Day one: They are extremely shy (I never had Harlequin Rasboras before). When I walk by or even a tiny vibration to the stand will frighten them and they will just swimming like bullets in the tank (some of them can jump out of the water, and some try to dig into the substrate). When I am further away from the tank (>2m), they are schooling just fine.

Day 2: nothing changed, so I started worrying about them. Then don't eat any flakes, or small particle food.

Day 3: I found one rasbora jumped out when I do water change, then I checked the back of the stand and found one dead there (already dry). Since then, I've found fish jumping out of tank at least three times. 

I am 100% sure that they are doing ok when they cannot see me. But when they can, they just want to escape, and some unfortunately jumped out of the tank. 

Anyone has any idea of why they did that? If this continues, I think I have to return them back to fish store. I don't want them died this way..... 

Thanks a lot in advance!

Regards
D


----------



## Ryan Thang To

when I had harlequin they was never shy but they do jump a lot. I had to give them away as my tank had no lid


----------



## GlassWalker

I have the closely related Trigonostigma hengeli (may be called copper harlequins, but I've also seen that common name used with others too). I lost a few to jumping too, and that was with a lid! There were some gaps in the lid, and I guess they found them. I had to block them off manually, before I later moved them to a bigger closed lid tank. I think the only solution is to have a barrier. Look up the Simply Aquaria DIY mesh lid. It can be cut to size and has a low impact on light and visuals.


----------



## Deisler

Thanks guys for your replies. 

So if they are so jumpy, or so afraid of people, why are they so popular in planted tank? 

I can't even get close to the tank to see them!


----------



## Martin in Holland

After a while they will get use to people, but that doesn't help much at the moment...maybe for the time being you could put up some kind of barrier (make the sides higher or as mentioned above with a net/mesh).


----------



## ltsai

Agreed with Martin. They will get tamer and not so jumpy after a while.


----------



## candymancan

How about you get a lid for your tank ?  I don't understand why people don't use lids...   Id have a ton of dead fish if my tanks didn't have lids..


----------



## Martin in Holland

candymancan said:


> How about you get a lid for your tank ?  I don't understand why people don't use lids...   Id have a ton of dead fish if my tanks didn't have lids..

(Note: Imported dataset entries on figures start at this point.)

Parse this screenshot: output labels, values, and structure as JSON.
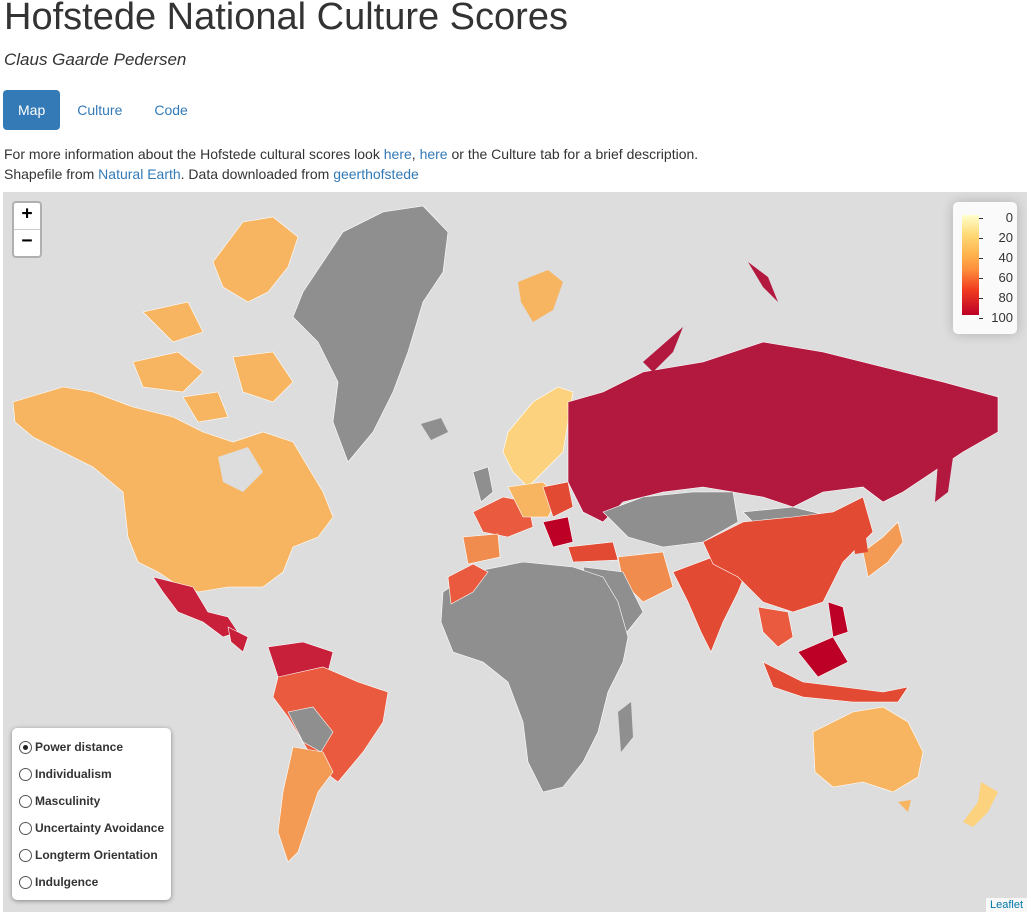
{
  "header": {
    "title": "Hofstede National Culture Scores",
    "author": "Claus Gaarde Pedersen"
  },
  "tabs": [
    {
      "label": "Map",
      "active": true
    },
    {
      "label": "Culture",
      "active": false
    },
    {
      "label": "Code",
      "active": false
    }
  ],
  "info": {
    "line1_pre": "For more information about the Hofstede cultural scores look ",
    "link_here1": "here",
    "sep": ", ",
    "link_here2": "here",
    "line1_post": " or the Culture tab for a brief description.",
    "line2_pre": "Shapefile from ",
    "link_natural_earth": "Natural Earth",
    "line2_mid": ". Data downloaded from ",
    "link_geert": "geerthofstede"
  },
  "map": {
    "zoom_in": "+",
    "zoom_out": "−",
    "legend": {
      "labels": [
        "0",
        "20",
        "40",
        "60",
        "80",
        "100"
      ]
    },
    "options": [
      {
        "label": "Power distance",
        "checked": true
      },
      {
        "label": "Individualism",
        "checked": false
      },
      {
        "label": "Masculinity",
        "checked": false
      },
      {
        "label": "Uncertainty Avoidance",
        "checked": false
      },
      {
        "label": "Longterm Orientation",
        "checked": false
      },
      {
        "label": "Indulgence",
        "checked": false
      }
    ],
    "attribution": "Leaflet",
    "colors": {
      "no_data": "#8f8f8f",
      "ocean": "#dddddd",
      "low": "#fed976",
      "mid": "#fd8d3c",
      "high": "#e34a33",
      "max": "#bd0026"
    }
  }
}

No lid on a tank gives it another dimension, I love to have a look at my tanks from above, but indeed you will suffer some dead fish or shrimp now and then.


----------



## Nick potts

candymancan said:


> How about you get a lid for your tank ?  I don't understand why people don't use lids...   Id have a ton of dead fish if my tanks didn't have lids..



There are reasons for not having a lid, my next tank won't have one as i want my scape to come out of the water.

As for the jumping fish, i suffered a few lost fish when i started my current tank, 3 lemon tetra's, there is a lid but it has small feeding gaps in the corners, every time the lights go out the fish go crazy, hit the side of the tank and rocket up the corner and out  i have fixed it by plugging the gap with floss but it looks ugly


----------



## Lindy

you have no cover for your fish to hide in or feel that they have a safe place to go too so they are panicking when you approach the tank.


----------



## GHNelson

Try some floating plants.....this may help!
Cheers


----------